La partita della Roma che vorrebbe commentare, quella da sogno giallorosso?
«Visto che si parla di finale, la finale dell'Europa League sarebbe il massimo, ma non con un pianto finale: almeno mi dà una mano a dimenticare».
Che compagno di squadra avrebbe voluto avere allora dei giocatori di oggi?
«Francesco Totti. Fece l'esordio nel mio ruolo da ragazzino, ma io lasciai subito dopo. Avrei avuto piacere di giocare con lui nei suoi anni migliori».
Quale allenatore avrebbe voluto avere e non ha avuto, guardando ancora all'oggi?
«Tutti gli allenatori hanno pro e contro. Non dico Carletto Ancelotti perché lo vedo simile a Giovanni Trapattoni, che ho avuto. Dico Guardiola: ha un tipo di gioco che sarei curioso di giocare».
Come si diventa Rizzi-gol?
«Con la passione, perché senza non si va avanti, dimenticando i soldi. Oggi invece molti pensano ai soldi e non alla passione. E con una famiglia alle spalle: diventi bello anche se sei brutto, ricco e famoso, fai presto a perdere la testa. Quindi: passione, sacrificio e fatica».
E oggi gioca Rizzitelli?
«Gioco per beneficenza. La Nazionale Club Italia va in giro per il mondo: ci divertiamo e oltre a far del bene agli altri ci facciamo del bene da soli, ogni volta che ci ritroviamo».

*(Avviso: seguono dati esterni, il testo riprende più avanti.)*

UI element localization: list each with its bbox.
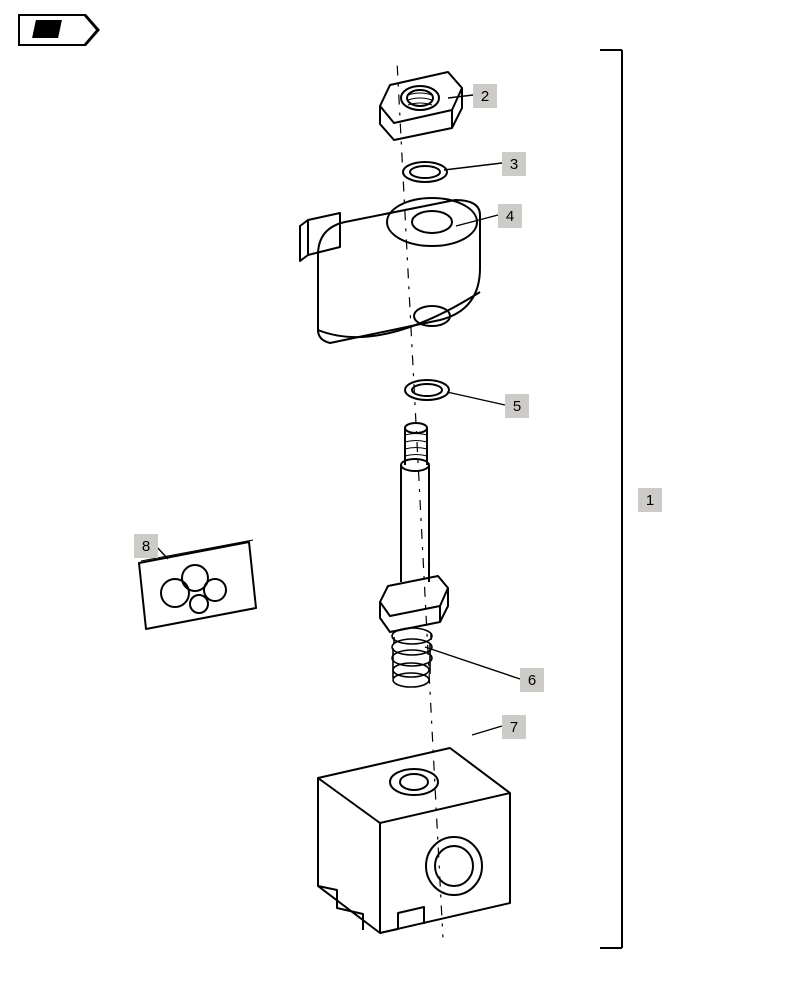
header-book-icon	[18, 14, 86, 46]
callout-1-label: 1	[646, 492, 654, 509]
callout-4: 4	[498, 204, 522, 228]
part-oring-top	[403, 162, 447, 182]
part-nut	[380, 72, 462, 140]
part-oring-mid	[405, 380, 449, 400]
part-coil	[300, 198, 480, 343]
callout-7: 7	[502, 715, 526, 739]
callout-3: 3	[502, 152, 526, 176]
leader-lines	[155, 95, 520, 735]
callout-3-label: 3	[510, 156, 518, 173]
callout-1: 1	[638, 488, 662, 512]
callout-8-label: 8	[142, 538, 150, 555]
callout-2-label: 2	[481, 88, 489, 105]
callout-6: 6	[520, 668, 544, 692]
exploded-diagram	[0, 0, 812, 1000]
callout-5-label: 5	[513, 398, 521, 415]
part-block	[318, 748, 510, 933]
callout-6-label: 6	[528, 672, 536, 689]
callout-4-label: 4	[506, 208, 514, 225]
callout-7-label: 7	[510, 719, 518, 736]
callout-8: 8	[134, 534, 158, 558]
callout-5: 5	[505, 394, 529, 418]
part-cartridge	[380, 423, 448, 687]
book-glyph	[32, 20, 62, 38]
callout-2: 2	[473, 84, 497, 108]
assembly-bracket	[600, 50, 622, 948]
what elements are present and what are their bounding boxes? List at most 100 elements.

Il gol con la Roma che più ricorda?
«Campionato 90-91, l'apoteosi: il gol nel derby al 90' sotto la curva sud. È una di quelle cose che fa dire ai tifosi: domani possiamo andare a lavorare tranquilli».
Cosa serve per fare squadra e per fare una squadra?

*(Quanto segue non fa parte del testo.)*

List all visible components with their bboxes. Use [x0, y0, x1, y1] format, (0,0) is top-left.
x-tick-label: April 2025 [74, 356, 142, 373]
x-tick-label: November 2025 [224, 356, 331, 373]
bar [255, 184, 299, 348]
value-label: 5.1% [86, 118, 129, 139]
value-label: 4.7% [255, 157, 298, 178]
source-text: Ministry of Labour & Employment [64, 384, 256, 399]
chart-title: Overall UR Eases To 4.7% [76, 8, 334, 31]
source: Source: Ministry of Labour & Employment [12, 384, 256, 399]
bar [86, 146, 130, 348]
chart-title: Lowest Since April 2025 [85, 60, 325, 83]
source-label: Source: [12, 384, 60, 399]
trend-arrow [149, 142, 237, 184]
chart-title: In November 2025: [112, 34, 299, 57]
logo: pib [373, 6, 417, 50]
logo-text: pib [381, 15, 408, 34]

«Per fare la squadra servono i giocatori, altrimenti il tecnico, per quanto bravo, non vince mai. E ai giocatori servono qualità e attributi: c'è chi ha paura di giocare partite importanti. Si vince in un ambiente coordinato. Quando capisci che in alto c'è gente che ti aiuta nei momenti difficili e viceversa, il gruppo viene fuori. Se sei allo sbando, i punti persi non li recuperi più».
E alla Roma, partita bene in Campionato, cos'è successo in Champions?
«Mi ero illuso. La prima mezzora con il Porto ho visto una grande squadra. Impressionante. E comunque era uscita con un punto ad Oporto, contro una squadra abituata alle Coppe e con un'espulsione. Poi sono arrivati i quattro gol all'Udinese e sembrava davvero che tutte le cose fossero al posto giusto. La condizione, la testa. Al ritorno il gol del Porto ha tagliato le gambe ma era all'inizio, c'era tutto il tempo per riportare a casa la partita. Poi l'espulsione sciagurata di Daniele e la seconda espulsione. Si è provato a fare qualcosa, ma in nove prima o poi il gol lo prendi. Sono quelle partite che nascono male e finiscono peggio».